How Can You Take Your Privacy Back?

How Can You Take Your Privacy Back?

June 23

Edward Snowden definitely set off a wave of discussion about privacy. and many people are not waiting for legislators to figure out. Instead, they’re taking matters into their own hands.

There are lots of technologies out there that help people keep their communications private. Some of those making news recently include the Blackphone. Here’s how the company describes the product: “Blackphone is the first integrated smartphone from the best privacy minds in the industry. Silent Circle and Geeksphone have partnered to combine best-of-breed hardware with all the skills and experience necessary to offer PrivatOS, an Android based operating system without the usual compromises.”

Silent Circle creates applications that enable a user to send texts, call and video chat with another Silent Circle member over a secure transmission.

It doesn’t stop there. I came across a lot of articles where people, for free, were sharing ways that people can keep themselves private. Some were in jest, while others took the straight-forward approach to encrypting email.

The idea of making messages disappear has become big business for a lot of companies, including Blink, Cyber Dust, Snapchat, and Wiper.

Last month, Future Tense Secure Systems, founded by software pioneer John McAfee, released a new private messaging app called Chadder, that lets users send private, encrypted messages. Wired reported that the messages are so private that Chadder itself does not have access to them.

I spoke with Andrew Defee, lead developer at Future Tense, who told me that there is a trend toward people not wanting to give up social capabilities like sending messages or sharing pictures, but the downside of all of that has been privacy.

“People are seeking alternatives for that — a happy blend — and that is what we are trying to achieve,” he said.

He points out however, that while secret agents can talk on phones that can’t be traced, anything with a phone number can be traced because of the number. It’s harder to trace through an IP address because it can be masked.

One of the “big picture” things he is working on is mesh networking. That’s where someone who isn’t close to an Internet tower can share a connection from someone closer to the tower.

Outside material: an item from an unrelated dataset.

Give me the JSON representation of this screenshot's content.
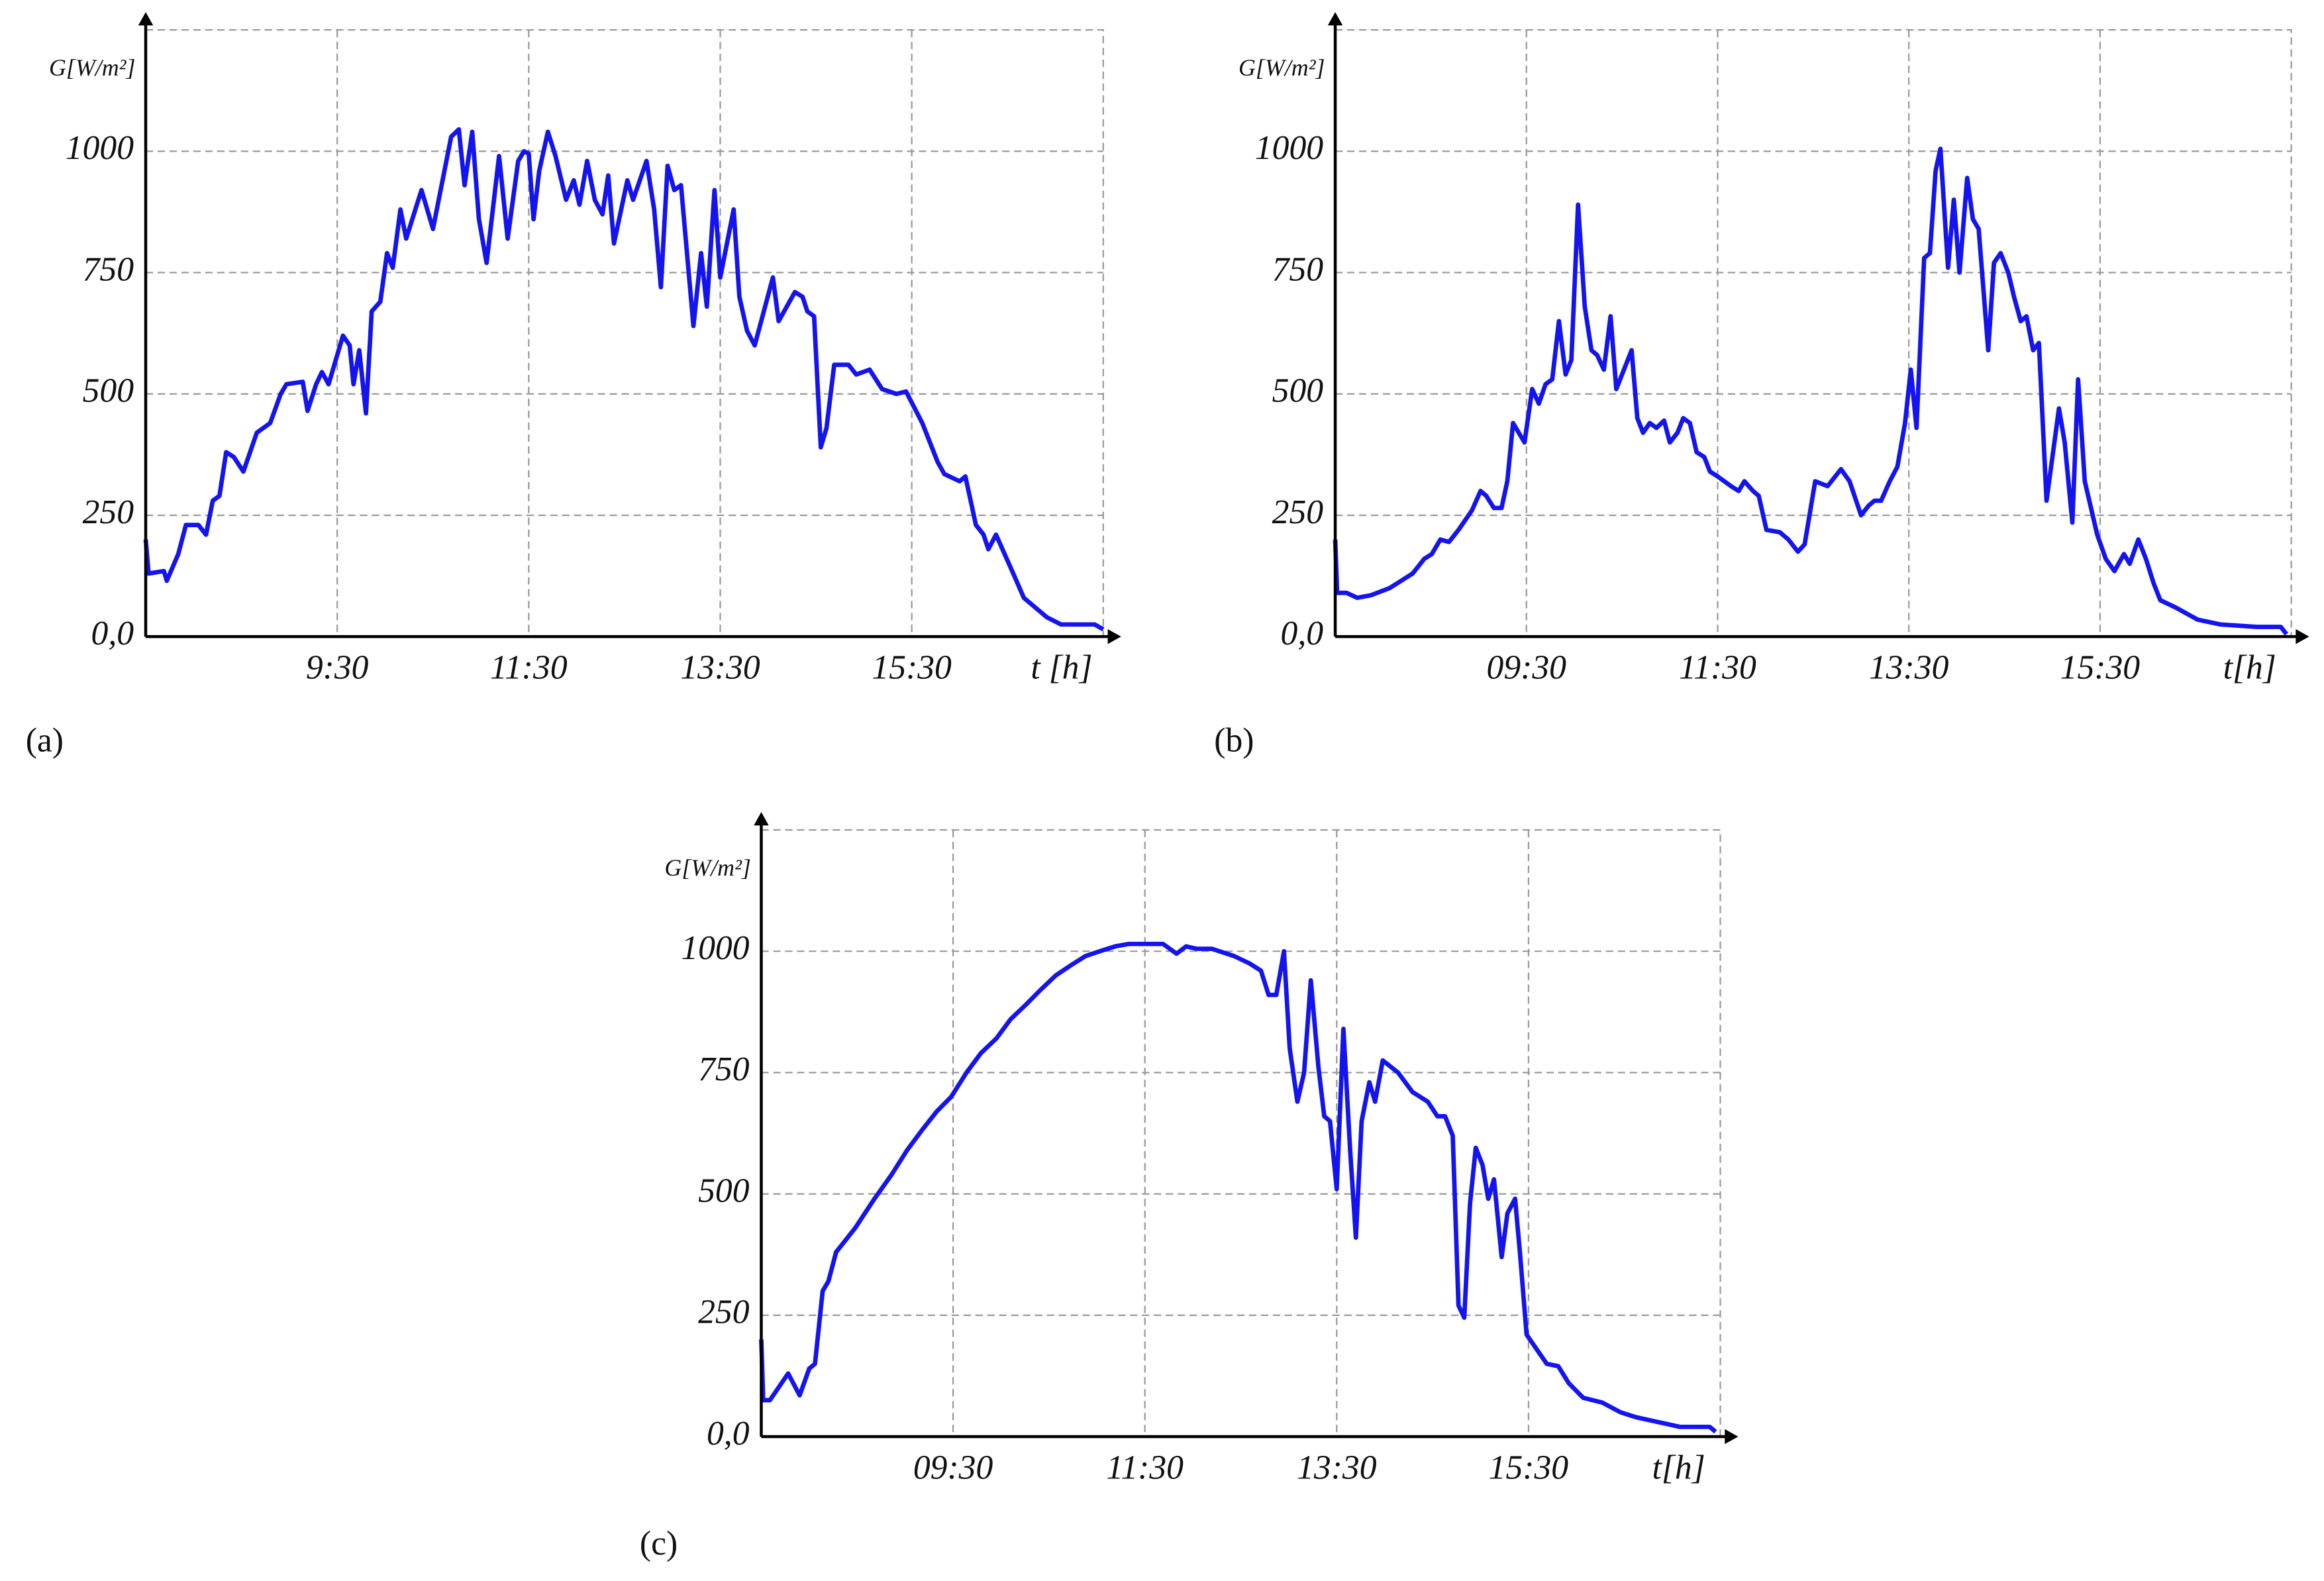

It provides some anonymity because everyone is sharing the connection, so rather than seeing an individual, it’s a whole group.

“Envision it like a school of fish, if you are one of the fish, someone won’t be able to pick out just one,” Defee said.

Email snoopers are a problem as well, and Defee said there is a gap because people still heavily rely on email. There could be a secure connection to the email, but there is little else that can be done due to how email is structured.

He mentioned that Google, last year, updated its terms, saying that it was openly collecting data on web history. Then this month, Google said it was working on an encrypted email initiative that would encrypt messages by default.

“Until we shift away from email to other messaging services, there is not a way to get away from the opportunity to get a hold of someone’s communication,” Defee said.

With the possibility of better security and making yourself anonymous, is there a way to monitor criminal activity? Defee thinks it comes down to responsibility as a citizen.

“We as an industry are still in a gray area and trying to figure out the best approach,” he said. “Anonymity should be the focus. A criminal is going to work outside the law, regardless.”